Since 2015, the CCF has had an agreement in place with the province to sell carbon offsets, independently verified credits for net greenhouse gas reductions that are used to compensate for the emissions of the buyer. Bringing in an average of around $100,000 a year, Murray said, the CCF is only permitted to sequester carbon from trees that are between 70 and 250 years old, which Murray said earlier this month would represent an estimated 10 per cent of the remaining trees in the forest.
But continually harvesting young second growth doesn’t make much sense from a commercial or ecological perspective, posited Brett.
“I just think it’s a very shortsighted way of creating jobs to log forest that not only has very low [economic] value, but by any professional forester’s analysis in past years, it would have been way too early to cut [young trees] because it’s not when they’re putting out the most volume and the most valuable volume. So even from a timber perspective, it doesn’t make sense,” he said.
“From an ecological perspective, the areas that would most likely be looked at to log are among the ones that need to be recruitment forest that would at least help us come closer to restoring the historic level of old growth in this valley over the next couple centuries.”
Brett also pointed to the Mount Currie log sort yard as a prime example of the type of “value-added” forestry work that can be done in the corridor.
“Right now, British Columbia creates the fewest number of jobs per cubic metre [of forest logged] in Canada, and within a community forest, it doesn’t make sense to me to cut logs that end up getting shipped overseas without any value added,” he said.

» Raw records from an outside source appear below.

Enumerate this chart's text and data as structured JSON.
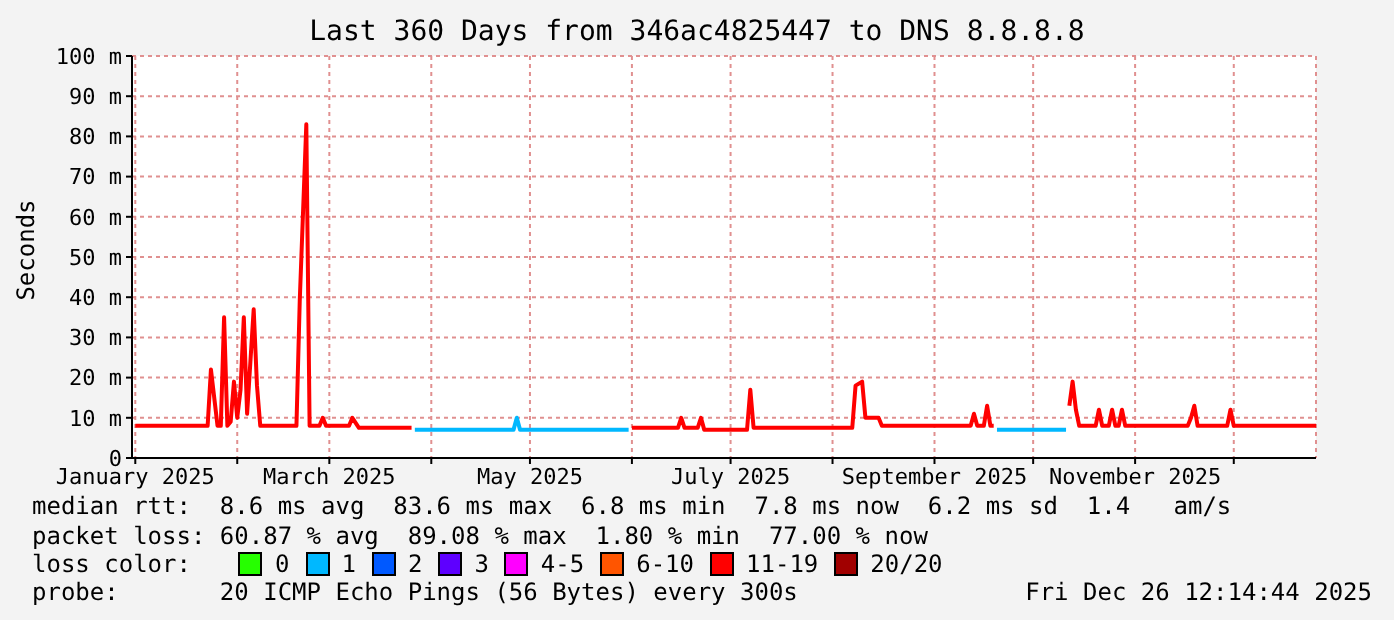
{
  "chart_data": {
    "type": "line",
    "title": "Last 360 Days from 346ac4825447 to DNS 8.8.8.8",
    "ylabel": "Seconds",
    "xlim": [
      "2024-12-31",
      "2025-12-26"
    ],
    "xticks": [
      {
        "value": "2025-01-01",
        "label": "January 2025"
      },
      {
        "value": "2025-02-01",
        "label": null
      },
      {
        "value": "2025-03-01",
        "label": "March 2025"
      },
      {
        "value": "2025-04-01",
        "label": null
      },
      {
        "value": "2025-05-01",
        "label": "May 2025"
      },
      {
        "value": "2025-06-01",
        "label": null
      },
      {
        "value": "2025-07-01",
        "label": "July 2025"
      },
      {
        "value": "2025-08-01",
        "label": null
      },
      {
        "value": "2025-09-01",
        "label": "September 2025"
      },
      {
        "value": "2025-10-01",
        "label": null
      },
      {
        "value": "2025-11-01",
        "label": "November 2025"
      },
      {
        "value": "2025-12-01",
        "label": null
      }
    ],
    "ylim": [
      0,
      100
    ],
    "yticks": [
      0,
      {
        "value": 10,
        "label": "10 m"
      },
      {
        "value": 20,
        "label": "20 m"
      },
      {
        "value": 30,
        "label": "30 m"
      },
      {
        "value": 40,
        "label": "40 m"
      },
      {
        "value": 50,
        "label": "50 m"
      },
      {
        "value": 60,
        "label": "60 m"
      },
      {
        "value": 70,
        "label": "70 m"
      },
      {
        "value": 80,
        "label": "80 m"
      },
      {
        "value": 90,
        "label": "90 m"
      },
      {
        "value": 100,
        "label": "100 m"
      }
    ],
    "grid": true,
    "legend": "bottom",
    "legend_title": "loss color:",
    "line_style": "solid",
    "marker": "none",
    "series": [
      {
        "name": "0",
        "color": "#26ff00"
      },
      {
        "name": "1",
        "color": "#00b8ff",
        "x": [
          "2025-03-27",
          "2025-04-26",
          "2025-04-27",
          "2025-04-28",
          "2025-05-31",
          "2025-06-01",
          "2025-09-19",
          "2025-09-20",
          "2025-10-11"
        ],
        "values": [
          7,
          7,
          10,
          7,
          7,
          null,
          null,
          7,
          7
        ]
      },
      {
        "name": "2",
        "color": "#0059ff"
      },
      {
        "name": "3",
        "color": "#5e00ff"
      },
      {
        "name": "4-5",
        "color": "#ff00ff"
      },
      {
        "name": "6-10",
        "color": "#ff5500"
      },
      {
        "name": "11-19",
        "color": "#ff0000",
        "x": [
          "2025-01-01",
          "2025-01-23",
          "2025-01-24",
          "2025-01-26",
          "2025-01-27",
          "2025-01-28",
          "2025-01-29",
          "2025-01-30",
          "2025-01-31",
          "2025-02-01",
          "2025-02-02",
          "2025-02-03",
          "2025-02-04",
          "2025-02-05",
          "2025-02-06",
          "2025-02-07",
          "2025-02-08",
          "2025-02-19",
          "2025-02-20",
          "2025-02-22",
          "2025-02-23",
          "2025-02-26",
          "2025-02-27",
          "2025-02-28",
          "2025-03-07",
          "2025-03-08",
          "2025-03-10",
          "2025-03-26",
          "2025-03-27",
          "2025-05-31",
          "2025-06-01",
          "2025-06-15",
          "2025-06-16",
          "2025-06-17",
          "2025-06-21",
          "2025-06-22",
          "2025-06-23",
          "2025-07-06",
          "2025-07-07",
          "2025-07-08",
          "2025-08-07",
          "2025-08-08",
          "2025-08-10",
          "2025-08-11",
          "2025-08-15",
          "2025-08-16",
          "2025-09-12",
          "2025-09-13",
          "2025-09-14",
          "2025-09-16",
          "2025-09-17",
          "2025-09-18",
          "2025-09-19",
          "2025-09-20",
          "2025-10-11",
          "2025-10-12",
          "2025-10-13",
          "2025-10-14",
          "2025-10-15",
          "2025-10-20",
          "2025-10-21",
          "2025-10-22",
          "2025-10-24",
          "2025-10-25",
          "2025-10-26",
          "2025-10-27",
          "2025-10-28",
          "2025-10-29",
          "2025-11-17",
          "2025-11-18",
          "2025-11-19",
          "2025-11-20",
          "2025-11-29",
          "2025-11-30",
          "2025-12-01",
          "2025-12-26"
        ],
        "values": [
          8,
          8,
          22,
          8,
          8,
          35,
          8,
          9,
          19,
          10,
          17,
          35,
          11,
          24,
          37,
          18,
          8,
          8,
          39,
          83,
          8,
          8,
          10,
          8,
          8,
          10,
          7.5,
          7.5,
          null,
          null,
          7.5,
          7.5,
          10,
          7.5,
          7.5,
          10,
          7,
          7,
          17,
          7.5,
          7.5,
          18,
          19,
          10,
          10,
          8,
          8,
          11,
          8,
          8,
          13,
          8,
          8,
          null,
          null,
          13,
          19,
          12,
          8,
          8,
          12,
          8,
          8,
          12,
          8,
          8,
          12,
          8,
          8,
          10,
          13,
          8,
          8,
          12,
          8,
          8
        ]
      },
      {
        "name": "20/20",
        "color": "#a10000"
      }
    ],
    "annotations": [
      "median rtt:  8.6 ms avg  83.6 ms max  6.8 ms min  7.8 ms now  6.2 ms sd  1.4   am/s",
      "packet loss: 60.87 % avg  89.08 % max  1.80 % min  77.00 % now",
      "probe:       20 ICMP Echo Pings (56 Bytes) every 300s",
      "Fri Dec 26 12:14:44 2025"
    ]
  }
}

Gaining a full view into the economics of the CCF can be challenging. There hasn’t been an annual report posted to the CCF website since the 2018 edition (Grills said the 2019 and 2020 reports would be posted soon), and while figures like total sales, expenses, and jobs generated are publicly available, the revenue generated for each of the three partners is confidential, Grills noted.
“Transparency is really critical to finding out what people really want and what is really happening in the forest,” Brett said. “If we’re looking to create more jobs for First Nations, then we need to know how many full-time equivalents are currently being produced for First Nations—and I don’t mean the contractors they hire, but directly for band members … I think that once the numbers are out there, it’s easier to make choices that make sense for everyone.”
In 2018, the CCF generated 5.2 full-time equivalent jobs, which involved a total of 38 people. Its total value of sales that year was $1,141,319, while its expenditures totalled $1,045,819. It had a rate of return of $7.85 per cubic metre of forest logged.